Established in 1965, the program is designed to strengthen institutions and leadership in American higher education by identifying and preparing promising senior faculty and administrators for responsible positions in college and university administration. According to Sharon A. McDade, Ed.D., fellows program director, most previous fellows have advanced into major positions in academic administration. She said that of more than 1,700 participants over 47 years, more than 300 have become chief executive officers and more than 1,100 have become provosts, vice presidents, or deans. 

“We’re extremely pleased with the strength of the incoming class,” McDade said. “The Fellows Program will sharpen and enhance their leadership skills and their network, and prepare them to address issues of concern to the higher education community.”

Stanton has served as an Associate Dean at the School of Information Studies for four years.  A psychologist by training, his research has addressed specialized research methods, psychometrics, and statistics, with a focus on self-report techniques. His research involves applying the principles of behavioral science and organizational research towards understanding the interactions of people and technology in institutional contexts. He is the author of the book, “Information Nation: Education and Careers in the Emerging Information Professions.”
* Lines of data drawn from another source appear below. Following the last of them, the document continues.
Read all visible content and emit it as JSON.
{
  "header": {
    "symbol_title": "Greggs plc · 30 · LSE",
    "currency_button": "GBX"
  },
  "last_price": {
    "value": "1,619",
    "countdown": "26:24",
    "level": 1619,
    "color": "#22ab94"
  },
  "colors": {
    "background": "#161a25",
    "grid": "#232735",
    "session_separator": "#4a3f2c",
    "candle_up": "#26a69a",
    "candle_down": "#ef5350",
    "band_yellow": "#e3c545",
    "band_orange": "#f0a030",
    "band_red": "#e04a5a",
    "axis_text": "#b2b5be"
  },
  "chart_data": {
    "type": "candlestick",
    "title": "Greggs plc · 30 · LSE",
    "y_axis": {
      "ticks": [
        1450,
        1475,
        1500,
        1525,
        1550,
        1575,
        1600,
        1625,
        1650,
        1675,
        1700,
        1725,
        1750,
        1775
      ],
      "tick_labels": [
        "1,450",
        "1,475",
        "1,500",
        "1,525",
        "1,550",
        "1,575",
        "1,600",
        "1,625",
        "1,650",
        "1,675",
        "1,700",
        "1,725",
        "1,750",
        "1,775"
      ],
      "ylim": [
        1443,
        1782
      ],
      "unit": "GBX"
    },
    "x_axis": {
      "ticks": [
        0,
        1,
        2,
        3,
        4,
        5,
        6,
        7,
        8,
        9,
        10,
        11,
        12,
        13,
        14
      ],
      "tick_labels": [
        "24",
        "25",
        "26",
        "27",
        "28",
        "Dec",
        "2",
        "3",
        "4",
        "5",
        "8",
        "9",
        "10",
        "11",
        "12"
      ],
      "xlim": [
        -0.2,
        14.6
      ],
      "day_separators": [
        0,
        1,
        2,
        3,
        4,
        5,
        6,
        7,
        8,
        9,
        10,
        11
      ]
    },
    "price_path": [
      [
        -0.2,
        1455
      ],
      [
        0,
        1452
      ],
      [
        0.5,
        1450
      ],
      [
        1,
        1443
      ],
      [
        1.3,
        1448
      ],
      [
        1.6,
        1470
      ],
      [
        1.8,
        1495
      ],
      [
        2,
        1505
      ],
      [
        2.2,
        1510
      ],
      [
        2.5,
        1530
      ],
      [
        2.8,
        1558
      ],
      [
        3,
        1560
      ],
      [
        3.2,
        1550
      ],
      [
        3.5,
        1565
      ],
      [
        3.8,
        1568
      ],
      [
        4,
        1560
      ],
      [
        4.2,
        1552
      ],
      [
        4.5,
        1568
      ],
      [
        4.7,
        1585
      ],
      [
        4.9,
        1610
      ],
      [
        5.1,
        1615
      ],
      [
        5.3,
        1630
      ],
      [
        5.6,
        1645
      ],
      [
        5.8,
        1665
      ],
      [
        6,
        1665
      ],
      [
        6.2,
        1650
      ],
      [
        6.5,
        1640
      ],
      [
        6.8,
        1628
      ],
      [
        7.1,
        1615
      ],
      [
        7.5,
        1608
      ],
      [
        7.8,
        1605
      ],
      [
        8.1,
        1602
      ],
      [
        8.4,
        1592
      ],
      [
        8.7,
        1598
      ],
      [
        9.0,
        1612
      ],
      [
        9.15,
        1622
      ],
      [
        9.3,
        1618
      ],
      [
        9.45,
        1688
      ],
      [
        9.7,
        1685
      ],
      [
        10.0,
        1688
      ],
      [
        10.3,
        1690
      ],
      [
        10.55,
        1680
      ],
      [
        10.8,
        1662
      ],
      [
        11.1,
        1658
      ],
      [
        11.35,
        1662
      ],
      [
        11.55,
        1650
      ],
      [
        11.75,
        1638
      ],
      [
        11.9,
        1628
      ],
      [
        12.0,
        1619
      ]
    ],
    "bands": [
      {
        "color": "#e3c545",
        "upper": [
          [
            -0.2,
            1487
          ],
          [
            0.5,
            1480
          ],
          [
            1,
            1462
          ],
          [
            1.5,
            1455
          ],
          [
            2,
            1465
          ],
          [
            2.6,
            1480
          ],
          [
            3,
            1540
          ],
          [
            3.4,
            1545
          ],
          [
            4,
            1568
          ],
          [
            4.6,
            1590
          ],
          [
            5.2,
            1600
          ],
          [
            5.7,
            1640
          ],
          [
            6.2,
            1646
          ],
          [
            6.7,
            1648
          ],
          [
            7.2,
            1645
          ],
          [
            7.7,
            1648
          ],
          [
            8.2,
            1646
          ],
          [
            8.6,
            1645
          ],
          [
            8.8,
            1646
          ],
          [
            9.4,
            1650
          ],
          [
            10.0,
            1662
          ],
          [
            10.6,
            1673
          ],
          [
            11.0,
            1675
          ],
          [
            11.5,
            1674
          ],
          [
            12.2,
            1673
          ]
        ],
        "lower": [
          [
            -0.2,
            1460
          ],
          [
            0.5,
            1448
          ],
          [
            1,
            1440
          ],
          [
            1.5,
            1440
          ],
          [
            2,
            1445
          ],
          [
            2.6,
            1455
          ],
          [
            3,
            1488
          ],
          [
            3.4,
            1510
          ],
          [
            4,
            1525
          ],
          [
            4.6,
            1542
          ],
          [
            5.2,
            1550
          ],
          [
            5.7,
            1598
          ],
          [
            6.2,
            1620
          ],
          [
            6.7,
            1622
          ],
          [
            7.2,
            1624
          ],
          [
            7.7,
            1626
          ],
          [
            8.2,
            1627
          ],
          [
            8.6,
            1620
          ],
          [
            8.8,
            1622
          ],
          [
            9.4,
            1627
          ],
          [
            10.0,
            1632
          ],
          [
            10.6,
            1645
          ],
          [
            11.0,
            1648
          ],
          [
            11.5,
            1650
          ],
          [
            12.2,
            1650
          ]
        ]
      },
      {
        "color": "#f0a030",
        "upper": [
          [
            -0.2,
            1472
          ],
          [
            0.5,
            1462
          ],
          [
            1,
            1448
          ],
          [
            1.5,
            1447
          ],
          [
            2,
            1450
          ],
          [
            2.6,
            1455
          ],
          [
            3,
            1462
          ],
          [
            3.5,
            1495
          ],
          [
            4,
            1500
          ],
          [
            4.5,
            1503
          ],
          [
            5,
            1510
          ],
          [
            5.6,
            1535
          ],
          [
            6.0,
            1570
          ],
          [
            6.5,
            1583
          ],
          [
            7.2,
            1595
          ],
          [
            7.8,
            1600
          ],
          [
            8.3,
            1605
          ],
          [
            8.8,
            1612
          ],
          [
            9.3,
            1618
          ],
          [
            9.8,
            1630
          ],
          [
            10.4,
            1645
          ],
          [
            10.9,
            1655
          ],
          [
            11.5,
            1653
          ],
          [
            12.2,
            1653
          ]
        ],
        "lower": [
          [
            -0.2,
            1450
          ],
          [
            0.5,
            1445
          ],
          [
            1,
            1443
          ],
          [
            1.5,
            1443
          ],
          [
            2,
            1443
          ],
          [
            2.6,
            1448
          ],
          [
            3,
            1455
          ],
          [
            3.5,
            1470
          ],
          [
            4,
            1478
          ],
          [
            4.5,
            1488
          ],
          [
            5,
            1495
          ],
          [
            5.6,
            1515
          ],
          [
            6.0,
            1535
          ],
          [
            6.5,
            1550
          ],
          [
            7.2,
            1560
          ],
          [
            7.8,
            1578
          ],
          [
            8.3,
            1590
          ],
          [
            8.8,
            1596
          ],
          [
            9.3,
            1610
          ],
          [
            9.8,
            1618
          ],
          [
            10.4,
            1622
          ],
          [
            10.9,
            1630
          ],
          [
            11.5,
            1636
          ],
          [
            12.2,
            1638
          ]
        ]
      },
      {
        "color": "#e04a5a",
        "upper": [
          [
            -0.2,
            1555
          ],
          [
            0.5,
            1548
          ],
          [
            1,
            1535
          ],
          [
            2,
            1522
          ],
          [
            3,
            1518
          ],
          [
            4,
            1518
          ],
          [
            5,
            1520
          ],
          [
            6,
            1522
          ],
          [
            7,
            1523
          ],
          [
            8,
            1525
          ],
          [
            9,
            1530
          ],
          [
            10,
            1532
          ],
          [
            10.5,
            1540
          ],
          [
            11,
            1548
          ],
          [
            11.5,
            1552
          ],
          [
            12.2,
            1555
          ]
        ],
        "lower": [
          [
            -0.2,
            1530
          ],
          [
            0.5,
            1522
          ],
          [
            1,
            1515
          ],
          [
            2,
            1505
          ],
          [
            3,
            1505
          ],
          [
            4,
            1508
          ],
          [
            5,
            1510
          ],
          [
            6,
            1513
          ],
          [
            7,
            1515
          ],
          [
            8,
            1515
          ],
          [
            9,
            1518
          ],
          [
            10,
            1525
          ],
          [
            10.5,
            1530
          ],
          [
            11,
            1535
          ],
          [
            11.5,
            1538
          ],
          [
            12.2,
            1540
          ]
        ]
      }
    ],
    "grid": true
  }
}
Currently on a one-semester research leave from his iSchool position, Stanton has authored a number of scholarly articles in peer-reviewed behavioral science journals, as well as various computer, psychology and information publications. He has more than a decade of experience in business working in startup and established firms, and has worked in private industry as a human resource analyst. He received his Ph.D. from the University of Connecticut in 1997.